One to watch for is whether a candidate believes in “the Laws of Nature and of Nature’s God.” That phrase is in our Declaration of Independence. When the petitions of Americans for redress of their grievances went unanswered by the king the Continental Congress appealed to “the Laws of Nature and of Nature’s God.”
Thomas Jefferson who wrote that phrase was familiar with Blackstone’s writing on law. Blackstone defined it in this way: “This law of nature being co-eval with mankind and dictated by God himself, is of course superior in obligation to any other. It is binding over all the globe, and all countries, and at all times; no human laws are of any validity if contrary to this; and such of them as are valid derive all their force, and all their authority, mediately or immediately from this original.”
Jefferson was a Deist who believed a deity set the universe in motion and gave their “nature” to everything. To insure this was not the limit intended by the phrase members of the congress concluded the document with a more orthodox Christian reference: “the protection of Divine Providence.”

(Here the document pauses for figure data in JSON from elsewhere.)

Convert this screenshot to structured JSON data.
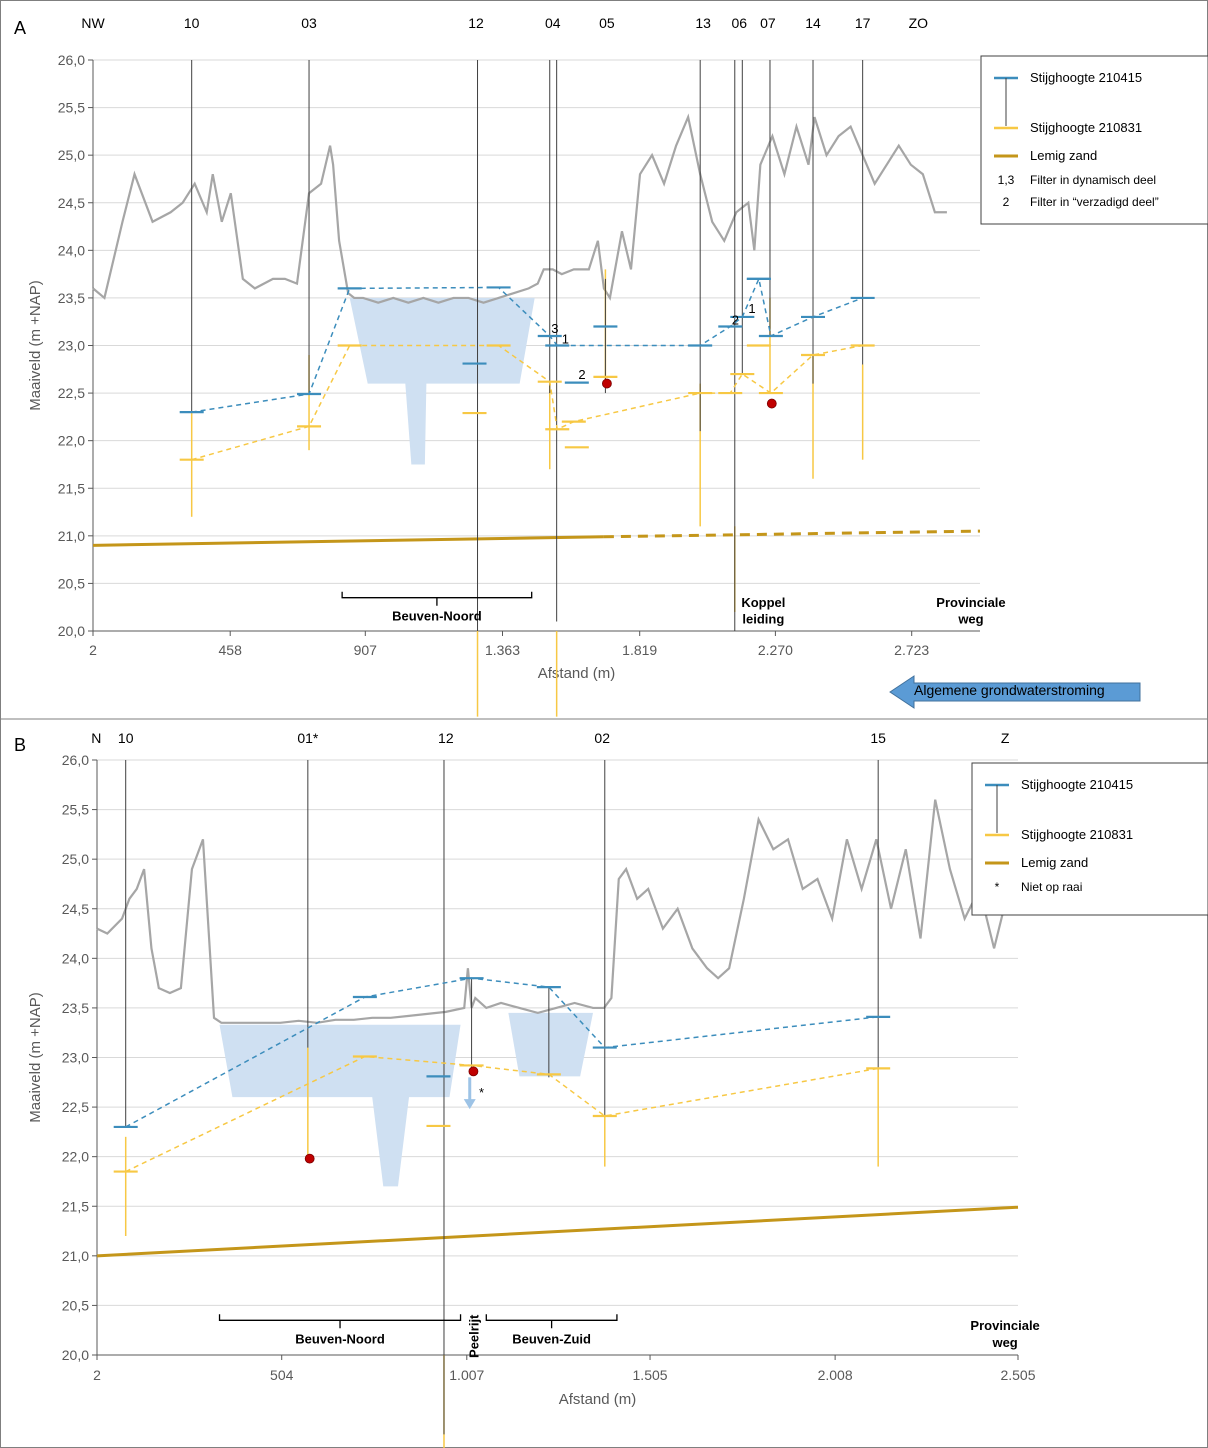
{
  "colors": {
    "blue": "#3C8DBC",
    "yellow": "#F7C844",
    "sand": "#C4961A",
    "terrain": "#A6A6A6",
    "basin": "#CFE0F2",
    "red": "#C00000",
    "arrow": "#5B9BD5",
    "grid": "#D9D9D9"
  },
  "flow_label": "Algemene grondwaterstroming",
  "chart_data": [
    {
      "type": "line",
      "panel_label": "A",
      "ylabel": "Maaiveld (m +NAP)",
      "xlabel": "Afstand (m)",
      "ylim": [
        20.0,
        26.0
      ],
      "xlim": [
        2,
        2950
      ],
      "y_ticks": [
        "26,0",
        "25,5",
        "25,0",
        "24,5",
        "24,0",
        "23,5",
        "23,0",
        "22,5",
        "22,0",
        "21,5",
        "21,0",
        "20,5",
        "20,0"
      ],
      "x_ticks": [
        {
          "value": 2,
          "label": "2"
        },
        {
          "value": 458,
          "label": "458"
        },
        {
          "value": 907,
          "label": "907"
        },
        {
          "value": 1363,
          "label": "1.363"
        },
        {
          "value": 1819,
          "label": "1.819"
        },
        {
          "value": 2270,
          "label": "2.270"
        },
        {
          "value": 2723,
          "label": "2.723"
        }
      ],
      "top_labels": [
        {
          "text": "NW",
          "x": 2
        },
        {
          "text": "10",
          "x": 330
        },
        {
          "text": "03",
          "x": 720
        },
        {
          "text": "12",
          "x": 1275
        },
        {
          "text": "04",
          "x": 1530
        },
        {
          "text": "05",
          "x": 1710
        },
        {
          "text": "13",
          "x": 2030
        },
        {
          "text": "06",
          "x": 2150
        },
        {
          "text": "07",
          "x": 2245
        },
        {
          "text": "14",
          "x": 2395
        },
        {
          "text": "17",
          "x": 2560
        },
        {
          "text": "ZO",
          "x": 2745
        }
      ],
      "wells": [
        {
          "name": "10",
          "x": 330,
          "top": 26.0,
          "bottom": 22.3
        },
        {
          "name": "03",
          "x": 720,
          "top": 26.0,
          "bottom": 22.5
        },
        {
          "name": "12",
          "x": 1280,
          "top": 26.0,
          "bottom": 20.0
        },
        {
          "name": "04a",
          "x": 1520,
          "top": 26.0,
          "bottom": 22.5
        },
        {
          "name": "04b",
          "x": 1543,
          "top": 26.0,
          "bottom": 20.1
        },
        {
          "name": "05",
          "x": 1705,
          "top": 23.7,
          "bottom": 22.5
        },
        {
          "name": "13",
          "x": 2020,
          "top": 26.0,
          "bottom": 22.1
        },
        {
          "name": "06a",
          "x": 2135,
          "top": 26.0,
          "bottom": 20.0
        },
        {
          "name": "06b",
          "x": 2160,
          "top": 26.0,
          "bottom": 22.7
        },
        {
          "name": "07",
          "x": 2252,
          "top": 26.0,
          "bottom": 23.1
        },
        {
          "name": "14",
          "x": 2395,
          "top": 26.0,
          "bottom": 22.6
        },
        {
          "name": "17",
          "x": 2560,
          "top": 26.0,
          "bottom": 22.8
        }
      ],
      "yellow_screens": [
        {
          "x": 330,
          "top": 22.3,
          "bottom": 21.2
        },
        {
          "x": 720,
          "top": 22.9,
          "bottom": 21.9
        },
        {
          "x": 1280,
          "top": 20.0,
          "bottom": 19.1
        },
        {
          "x": 1520,
          "top": 22.6,
          "bottom": 21.7
        },
        {
          "x": 1543,
          "top": 20.0,
          "bottom": 19.1
        },
        {
          "x": 1705,
          "top": 23.8,
          "bottom": 22.6
        },
        {
          "x": 2020,
          "top": 22.6,
          "bottom": 21.1
        },
        {
          "x": 2135,
          "top": 21.1,
          "bottom": 20.2
        },
        {
          "x": 2252,
          "top": 23.5,
          "bottom": 22.5
        },
        {
          "x": 2395,
          "top": 22.9,
          "bottom": 21.6
        },
        {
          "x": 2560,
          "top": 22.8,
          "bottom": 21.8
        }
      ],
      "series": [
        {
          "name": "Stijghoogte 210415",
          "color": "#3C8DBC",
          "x": [
            330,
            720,
            855,
            1350,
            1520,
            1545,
            2020,
            2120,
            2160,
            2215,
            2255,
            2395,
            2560
          ],
          "y": [
            22.3,
            22.49,
            23.6,
            23.61,
            23.1,
            23.0,
            23.0,
            23.2,
            23.3,
            23.7,
            23.1,
            23.3,
            23.5
          ]
        },
        {
          "name": "Stijghoogte 210831",
          "color": "#F7C844",
          "x": [
            330,
            720,
            855,
            1350,
            1520,
            1545,
            1600,
            2020,
            2120,
            2160,
            2255,
            2395,
            2560
          ],
          "y": [
            21.8,
            22.15,
            23.0,
            23.0,
            22.62,
            22.12,
            22.2,
            22.5,
            22.5,
            22.7,
            22.5,
            22.9,
            23.0
          ]
        }
      ],
      "extra_blue_markers": [
        {
          "x": 1270,
          "y": 22.81
        },
        {
          "x": 1610,
          "y": 22.61
        },
        {
          "x": 1705,
          "y": 23.2
        },
        {
          "x": 2215,
          "y": 23.7
        }
      ],
      "extra_yellow_markers": [
        {
          "x": 1270,
          "y": 22.29
        },
        {
          "x": 1610,
          "y": 21.93
        },
        {
          "x": 1705,
          "y": 22.67
        },
        {
          "x": 2215,
          "y": 23.0
        }
      ],
      "red_points": [
        {
          "x": 1710,
          "y": 22.6
        },
        {
          "x": 2258,
          "y": 22.39
        }
      ],
      "filter_labels": [
        {
          "text": "3",
          "x": 1525,
          "y": 23.13
        },
        {
          "text": "1",
          "x": 1560,
          "y": 23.02
        },
        {
          "text": "2",
          "x": 1615,
          "y": 22.65
        },
        {
          "text": "2",
          "x": 2125,
          "y": 23.22
        },
        {
          "text": "1",
          "x": 2180,
          "y": 23.34
        }
      ],
      "lemig_zand": {
        "x": [
          2,
          1700,
          2950
        ],
        "y": [
          20.9,
          20.99,
          21.05
        ],
        "solid_until": 1700
      },
      "basin": [
        {
          "x": 855,
          "y": 23.5
        },
        {
          "x": 1470,
          "y": 23.5
        },
        {
          "x": 1420,
          "y": 22.6
        },
        {
          "x": 1110,
          "y": 22.6
        },
        {
          "x": 1105,
          "y": 21.75
        },
        {
          "x": 1060,
          "y": 21.75
        },
        {
          "x": 1040,
          "y": 22.6
        },
        {
          "x": 915,
          "y": 22.6
        }
      ],
      "terrain": {
        "x": [
          2,
          40,
          100,
          140,
          200,
          260,
          300,
          340,
          380,
          400,
          430,
          460,
          500,
          540,
          600,
          640,
          680,
          720,
          760,
          790,
          800,
          820,
          850,
          870,
          900,
          950,
          1000,
          1050,
          1100,
          1150,
          1200,
          1250,
          1300,
          1350,
          1400,
          1450,
          1480,
          1500,
          1530,
          1560,
          1600,
          1650,
          1680,
          1700,
          1720,
          1760,
          1790,
          1820,
          1860,
          1900,
          1940,
          1980,
          2020,
          2060,
          2100,
          2140,
          2180,
          2200,
          2220,
          2260,
          2300,
          2340,
          2380,
          2400,
          2440,
          2480,
          2520,
          2560,
          2600,
          2640,
          2680,
          2720,
          2760,
          2800,
          2840
        ],
        "y": [
          23.6,
          23.5,
          24.3,
          24.8,
          24.3,
          24.4,
          24.5,
          24.7,
          24.4,
          24.8,
          24.3,
          24.6,
          23.7,
          23.6,
          23.7,
          23.7,
          23.65,
          24.6,
          24.7,
          25.1,
          24.9,
          24.1,
          23.55,
          23.5,
          23.5,
          23.45,
          23.5,
          23.45,
          23.5,
          23.45,
          23.5,
          23.5,
          23.45,
          23.5,
          23.55,
          23.6,
          23.65,
          23.8,
          23.8,
          23.75,
          23.8,
          23.8,
          24.1,
          23.6,
          23.5,
          24.2,
          23.8,
          24.8,
          25.0,
          24.7,
          25.1,
          25.4,
          24.8,
          24.3,
          24.1,
          24.4,
          24.5,
          24.0,
          24.9,
          25.2,
          24.8,
          25.3,
          24.9,
          25.4,
          25.0,
          25.2,
          25.3,
          25.0,
          24.7,
          24.9,
          25.1,
          24.9,
          24.8,
          24.4,
          24.4
        ]
      },
      "brackets": [
        {
          "text": "Beuven-Noord",
          "x1": 830,
          "x2": 1460,
          "y": 20.35
        }
      ],
      "place_labels": [
        {
          "text": "Koppel",
          "x": 2230,
          "y": 20.25
        },
        {
          "text": "leiding",
          "x": 2230,
          "y": 20.08
        },
        {
          "text": "Provinciale",
          "x": 2920,
          "y": 20.25
        },
        {
          "text": "weg",
          "x": 2920,
          "y": 20.08
        }
      ],
      "legend": {
        "items": [
          {
            "kind": "blue",
            "label": "Stijghoogte 210415"
          },
          {
            "kind": "yellow",
            "label": "Stijghoogte 210831"
          },
          {
            "kind": "sand",
            "label": "Lemig zand"
          },
          {
            "kind": "text",
            "key": "1,3",
            "label": "Filter in dynamisch deel"
          },
          {
            "kind": "text",
            "key": "2",
            "label": "Filter in “verzadigd deel”"
          }
        ]
      }
    },
    {
      "type": "line",
      "panel_label": "B",
      "ylabel": "Maaiveld (m +NAP)",
      "xlabel": "Afstand (m)",
      "ylim": [
        20.0,
        26.0
      ],
      "xlim": [
        2,
        2505
      ],
      "y_ticks": [
        "26,0",
        "25,5",
        "25,0",
        "24,5",
        "24,0",
        "23,5",
        "23,0",
        "22,5",
        "22,0",
        "21,5",
        "21,0",
        "20,5",
        "20,0"
      ],
      "x_ticks": [
        {
          "value": 2,
          "label": "2"
        },
        {
          "value": 504,
          "label": "504"
        },
        {
          "value": 1007,
          "label": "1.007"
        },
        {
          "value": 1505,
          "label": "1.505"
        },
        {
          "value": 2008,
          "label": "2.008"
        },
        {
          "value": 2505,
          "label": "2.505"
        }
      ],
      "top_labels": [
        {
          "text": "N",
          "x": 0
        },
        {
          "text": "10",
          "x": 80
        },
        {
          "text": "01*",
          "x": 575
        },
        {
          "text": "12",
          "x": 950
        },
        {
          "text": "02",
          "x": 1375
        },
        {
          "text": "15",
          "x": 2125
        },
        {
          "text": "Z",
          "x": 2470
        }
      ],
      "wells": [
        {
          "name": "10",
          "x": 80,
          "top": 26.0,
          "bottom": 22.3
        },
        {
          "name": "01",
          "x": 575,
          "top": 26.0,
          "bottom": 23.1
        },
        {
          "name": "12",
          "x": 945,
          "top": 26.0,
          "bottom": 19.2
        },
        {
          "name": "peel",
          "x": 1020,
          "top": 23.8,
          "bottom": 22.9
        },
        {
          "name": "bz",
          "x": 1230,
          "top": 23.7,
          "bottom": 22.8
        },
        {
          "name": "02",
          "x": 1382,
          "top": 26.0,
          "bottom": 22.4
        },
        {
          "name": "15",
          "x": 2125,
          "top": 26.0,
          "bottom": 22.9
        }
      ],
      "yellow_screens": [
        {
          "x": 80,
          "top": 22.2,
          "bottom": 21.2
        },
        {
          "x": 575,
          "top": 23.1,
          "bottom": 22.0
        },
        {
          "x": 945,
          "top": 20.0,
          "bottom": 18.6
        },
        {
          "x": 1382,
          "top": 22.4,
          "bottom": 21.9
        },
        {
          "x": 2125,
          "top": 22.9,
          "bottom": 21.9
        }
      ],
      "series": [
        {
          "name": "Stijghoogte 210415",
          "color": "#3C8DBC",
          "x": [
            80,
            730,
            1020,
            1230,
            1382,
            2125
          ],
          "y": [
            22.3,
            23.61,
            23.8,
            23.71,
            23.1,
            23.41
          ]
        },
        {
          "name": "Stijghoogte 210831",
          "color": "#F7C844",
          "x": [
            80,
            730,
            1020,
            1230,
            1382,
            2125
          ],
          "y": [
            21.85,
            23.01,
            22.92,
            22.83,
            22.41,
            22.89
          ]
        }
      ],
      "extra_blue_markers": [
        {
          "x": 930,
          "y": 22.81
        }
      ],
      "extra_yellow_markers": [
        {
          "x": 930,
          "y": 22.31
        }
      ],
      "red_points": [
        {
          "x": 580,
          "y": 21.98
        },
        {
          "x": 1025,
          "y": 22.86
        }
      ],
      "filter_labels": [
        {
          "text": "*",
          "x": 1040,
          "y": 22.6
        }
      ],
      "lemig_zand": {
        "x": [
          2,
          2505
        ],
        "y": [
          21.0,
          21.49
        ],
        "solid_until": 2505
      },
      "basin": [
        {
          "x": 335,
          "y": 23.33
        },
        {
          "x": 990,
          "y": 23.33
        },
        {
          "x": 960,
          "y": 22.6
        },
        {
          "x": 850,
          "y": 22.6
        },
        {
          "x": 820,
          "y": 21.7
        },
        {
          "x": 780,
          "y": 21.7
        },
        {
          "x": 750,
          "y": 22.6
        },
        {
          "x": 370,
          "y": 22.6
        }
      ],
      "basin2": [
        {
          "x": 1120,
          "y": 23.45
        },
        {
          "x": 1350,
          "y": 23.45
        },
        {
          "x": 1315,
          "y": 22.81
        },
        {
          "x": 1150,
          "y": 22.81
        }
      ],
      "terrain": {
        "x": [
          2,
          30,
          70,
          90,
          110,
          130,
          150,
          170,
          200,
          230,
          260,
          290,
          320,
          340,
          360,
          400,
          450,
          500,
          550,
          600,
          650,
          700,
          750,
          800,
          850,
          900,
          950,
          1000,
          1010,
          1020,
          1030,
          1060,
          1100,
          1150,
          1200,
          1250,
          1300,
          1350,
          1380,
          1400,
          1420,
          1440,
          1470,
          1500,
          1540,
          1580,
          1620,
          1660,
          1690,
          1720,
          1760,
          1800,
          1840,
          1880,
          1920,
          1960,
          2000,
          2040,
          2080,
          2120,
          2160,
          2200,
          2240,
          2280,
          2320,
          2360,
          2400,
          2440,
          2480,
          2505
        ],
        "y": [
          24.3,
          24.25,
          24.4,
          24.6,
          24.7,
          24.9,
          24.1,
          23.7,
          23.65,
          23.7,
          24.9,
          25.2,
          23.4,
          23.35,
          23.35,
          23.35,
          23.35,
          23.35,
          23.37,
          23.35,
          23.38,
          23.38,
          23.4,
          23.4,
          23.42,
          23.44,
          23.46,
          23.5,
          23.9,
          23.5,
          23.6,
          23.5,
          23.55,
          23.5,
          23.45,
          23.5,
          23.55,
          23.5,
          23.5,
          23.6,
          24.8,
          24.9,
          24.6,
          24.7,
          24.3,
          24.5,
          24.1,
          23.9,
          23.8,
          23.9,
          24.6,
          25.4,
          25.1,
          25.2,
          24.7,
          24.8,
          24.4,
          25.2,
          24.7,
          25.2,
          24.5,
          25.1,
          24.2,
          25.6,
          24.9,
          24.4,
          24.7,
          24.1,
          24.7,
          24.7
        ]
      },
      "brackets": [
        {
          "text": "Beuven-Noord",
          "x1": 335,
          "x2": 990,
          "y": 20.35
        },
        {
          "text": "Beuven-Zuid",
          "x1": 1060,
          "x2": 1415,
          "y": 20.35
        }
      ],
      "peelrijt": {
        "text": "Peelrijt",
        "x": 1025
      },
      "place_labels": [
        {
          "text": "Provinciale",
          "x": 2470,
          "y": 20.25
        },
        {
          "text": "weg",
          "x": 2470,
          "y": 20.08
        }
      ],
      "legend": {
        "items": [
          {
            "kind": "blue",
            "label": "Stijghoogte 210415"
          },
          {
            "kind": "yellow",
            "label": "Stijghoogte 210831"
          },
          {
            "kind": "sand",
            "label": "Lemig zand"
          },
          {
            "kind": "text",
            "key": "*",
            "label": "Niet op raai"
          }
        ]
      }
    }
  ]
}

Current proponents of the concept of “the Laws of Nature and Nature’s God” are generally inclined toward Constitutional law and interpret law in light of it rather than making contemporary laws that often conflict with the intent of the Constitution.
Watch for that as a catch phrase in and Supreme Court hearing.
The judges to be appointed, like those before them, will dramatically color the conscience of America. One reason Americans elected President Bush was the importance of the appointment of judges. It was known where he stood on the issue and in supporting him they were endorsing the appointment of such judges. They wanted the type judges President Bush would appoint not the type Senator Kerry would recommend. For a minority in Congress to keep appointments grid locked would be to frustrate the will of the people.
Stalwart detractors of the President say he should cooperate with them. Should not they cooperate with him? Who won? Who had a majority of the votes? Who ran saying he would fulfill the promises he made in order to get elected? He said he would appoint justices like Antonin Scalia and Clarence Thomas. Don’t be surprised if he does. That is what he was elected to do.